«Praxiserfahrungsstudien» und Marketing
- Zusammenfassung: Markus Häusermann
- Kommentar: Renato L. Galeazzi
- infomed screen Jahrgang 10 (2006)
, Nummer 8
Publikationsdatum: 1. August 2006 - PDF-Download dieses Artikels (automatisch generiert)
Studienziele
Ärztinnen und Ärzte in der Praxis werden häufig von pharmazeutischen Firmen zur Teilnahme an «Praxiserfahrungsstudien» aufgefordert, in denen der Einsatz von Medikamenten in der Praxis untersucht werden soll. Diese Industrie-finanzierten Studien werden in der Regel offen durchgeführt und selten publiziert. In dieser retrospektiven Kohortenstudie wurde untersucht, wie die Teilnahme an einer solchen Studie das Einhalten von offiziellen Behandlungsempfehlungen und das Verschreiben von Präparaten der Sponsorfirma beeinflusst.
Methoden
10 von 175 Grundversorgungs-Praxen in einem dänischen Bezirk hatten mit insgesamt 69 Asthmakranken an einer unpublizierten, offen geführten Studie teilgenommen, in welcher eine fixe Dosis eines Kombinationspräparates von Budesonid und Formoterol (Symbicort®) mit einer symptomadaptierten Behandlung verglichen wurde. Auf Grund der Verschreibungszahlen wurden die Asthmabehandlungen vor und bis zwei Jahre nach Durchführung der Studie in diesen10 Praxen mit den übrigen Praxen, die nicht an der Studie teilgenommen hatten, verglichen.
Ergebnisse
Bezüglich des Anteils der Asthmakranken, welche inhalierbare Kortikosteroide erhielten und den die Studienverantwortlichen als Mass für die Einhaltung der Behandlungsempfehlungen betrachteten, fand sich kein Unterschied: im Beobachtungszeitraum stieg der Anteil sowohl in den Studienpraxen wie auch in den übrigen Praxen von 69% auf 73% an. Hingegen nahm der Marktanteil der Sponsorenfirma an allen Asthmamedikamenten in den Studienpraxen von 53% auf 59% zu, während er in den Kontrollpraxen von 53% auf 52% abnahm. Dieser Unterschied war hoch signifikant. Auch der Marktanteil des inhalierbaren Kortikosteroids der Sponsorfirma stieg stärker an. Besonders stark war der Anstieg des Marktanteils unmittelbar bei Studienbeginn.
Schlussfolgerungen
In hausärztlichen Praxen verbesserte die Teilnahme an einer Industrie-gesponserten «Praxiserfahrungsstudie» nicht die Einhaltung von Therapierichtlinien, sondern den Marktanteil der Präparate der Sponsorfirma.

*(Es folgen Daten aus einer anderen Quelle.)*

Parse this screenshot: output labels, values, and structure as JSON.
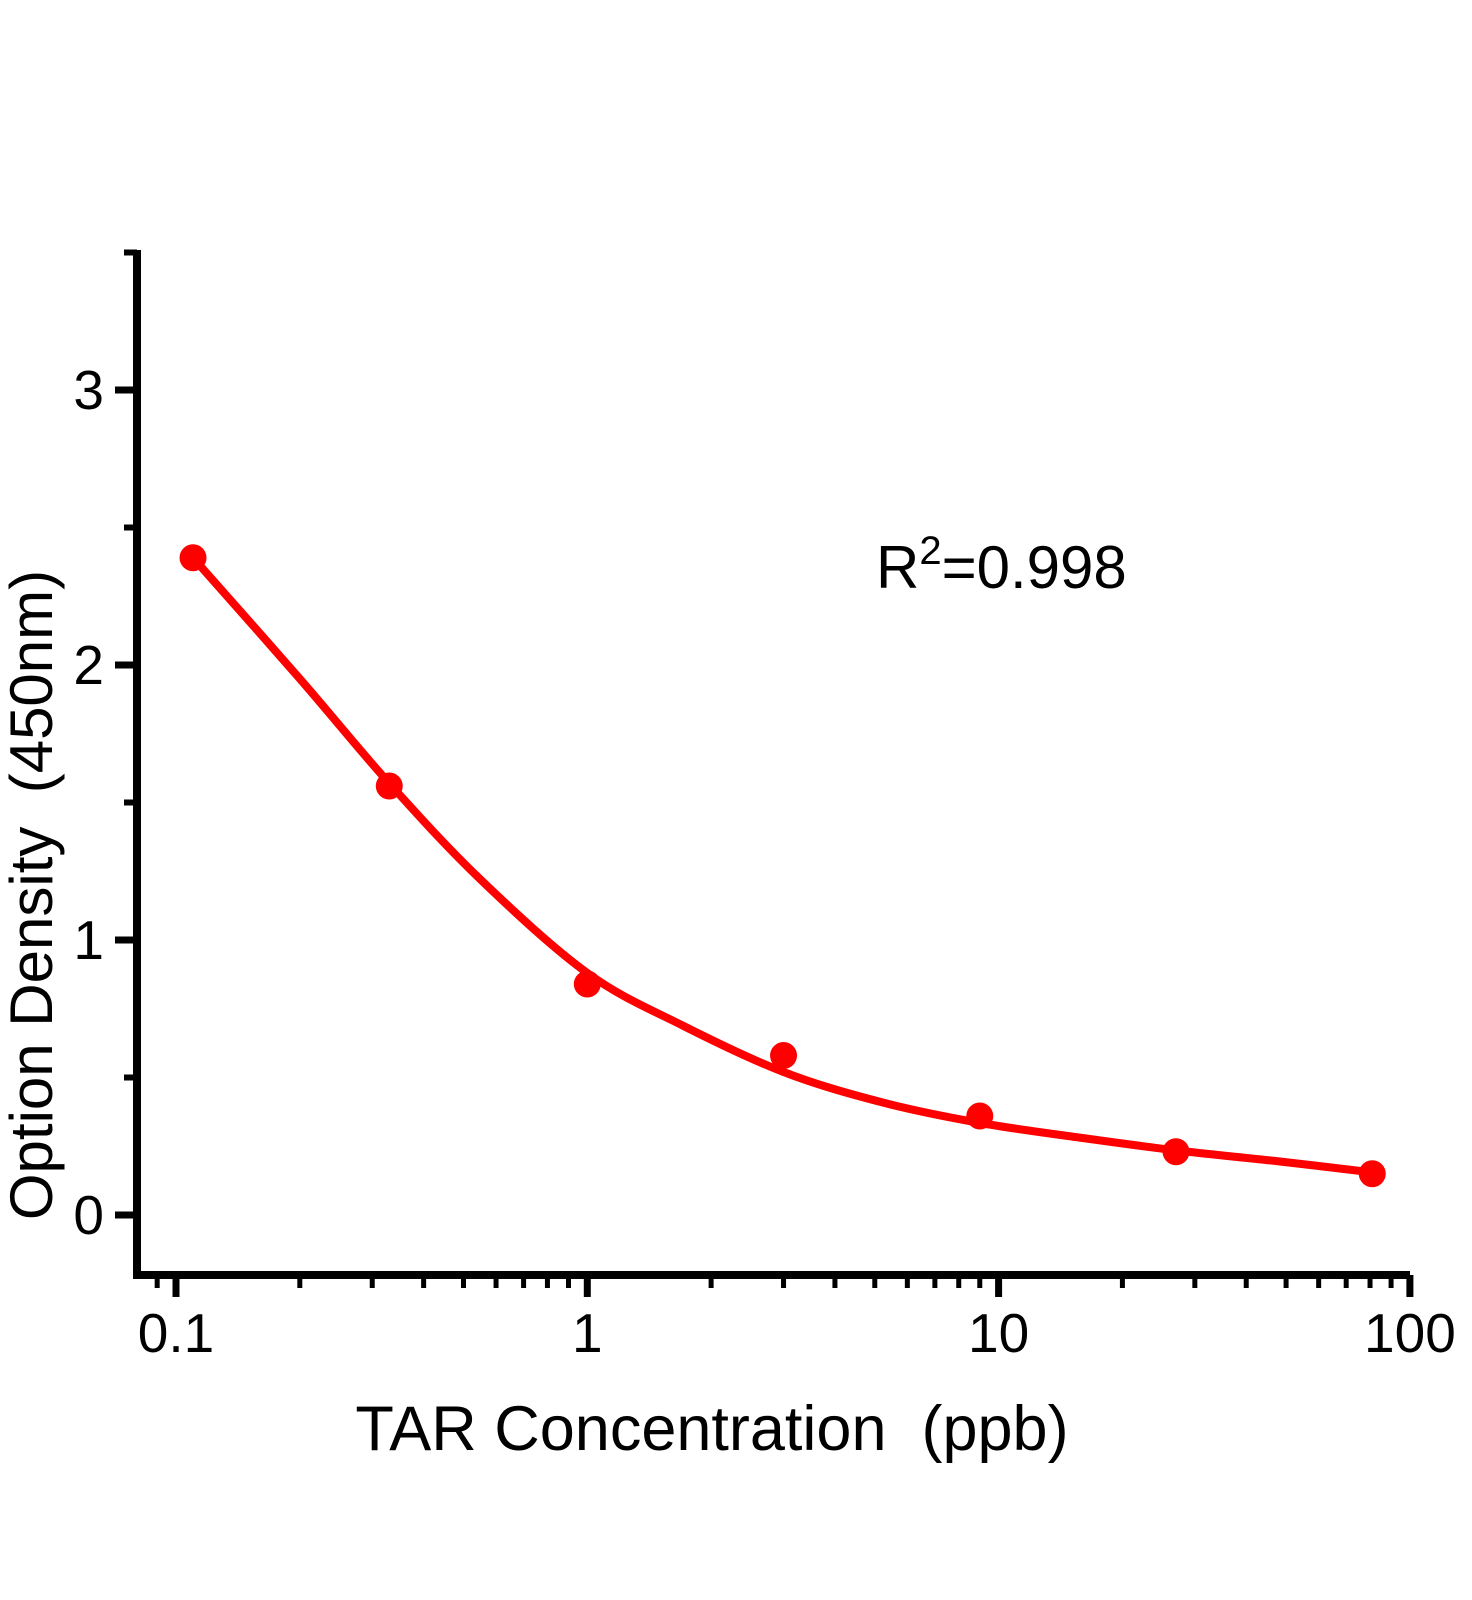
{
  "chart_data": {
    "type": "scatter",
    "title": "",
    "xlabel": "TAR Concentration  (ppb)",
    "ylabel": "Option Density  (450nm)",
    "x_scale": "log",
    "y_scale": "linear",
    "xlim": [
      0.08,
      100
    ],
    "ylim": [
      -0.22,
      3.55
    ],
    "grid": false,
    "legend": "none",
    "axis_color": "#000000",
    "series": [
      {
        "name": "TAR standard curve points",
        "marker": "circle",
        "marker_color": "#ff0000",
        "line_color": "#ff0000",
        "x": [
          0.11,
          0.33,
          1,
          3,
          9,
          27,
          81
        ],
        "y": [
          2.39,
          1.56,
          0.84,
          0.58,
          0.36,
          0.23,
          0.15
        ]
      }
    ],
    "fit_curve": {
      "x": [
        0.11,
        0.2,
        0.33,
        0.55,
        1.0,
        1.7,
        3.0,
        5.2,
        9,
        16,
        27,
        48,
        81
      ],
      "y": [
        2.39,
        1.95,
        1.57,
        1.22,
        0.88,
        0.69,
        0.52,
        0.41,
        0.335,
        0.28,
        0.235,
        0.195,
        0.155
      ]
    },
    "x_ticks": {
      "major": [
        {
          "value": 0.1,
          "label": "0.1"
        },
        {
          "value": 1,
          "label": "1"
        },
        {
          "value": 10,
          "label": "10"
        },
        {
          "value": 100,
          "label": "100"
        }
      ],
      "minor": [
        0.09,
        0.2,
        0.3,
        0.4,
        0.5,
        0.6,
        0.7,
        0.8,
        0.9,
        2,
        3,
        4,
        5,
        6,
        7,
        8,
        9,
        20,
        30,
        40,
        50,
        60,
        70,
        80,
        90
      ]
    },
    "y_ticks": {
      "major": [
        {
          "value": 0,
          "label": "0"
        },
        {
          "value": 1,
          "label": "1"
        },
        {
          "value": 2,
          "label": "2"
        },
        {
          "value": 3,
          "label": "3"
        }
      ],
      "minor": [
        0.5,
        1.5,
        2.5,
        3.5
      ]
    },
    "annotation": {
      "text": "R²=0.998",
      "base": "R",
      "sup": "2",
      "rest": "=0.998"
    }
  }
}
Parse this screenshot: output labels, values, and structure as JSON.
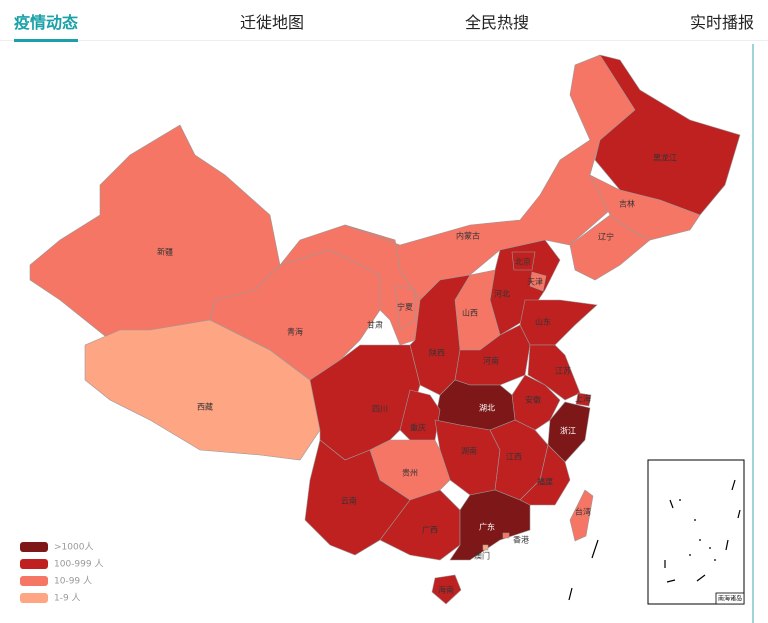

Zusammengefasst von Markus Häusermann
Phase-IV-Studien werden oft als Marketinginstrumente angesehen, obwohl sie für die «post marketing surveillance » von grosser Bedeutung sein könnten. Auch hier wurde gefunden, dass das Mitmachen an einer solchen Studie die Verschreibungsfreudigkeit für das untersuchte Medikament sichtlich steigert. Die Veröffentlichung der Resultate scheint in solchen Fällen nicht im Vordergrund zu stehen. Die als Beispiel genommene Studie wurde nie publiziert. Dass gleichzeitig Richtlinien aus Guidelines vermehrt befolgt wurden (was als Qualitätsverbesserung angesehen wird!), erstaunt nicht, sind doch jeweils die gleichen Personen Studienverantwortliche, Prüfer, Opinion Leaders, Berater der Firmen in «Advisory Boards», Mitherausgeber von Journals und eben Mitglieder der Gremien, welche Guidelines redigieren. Und überall sind meist Firmen finanziell beteiligt. Auch die Unterstützung von Guidelines gehört eben zum Marketing.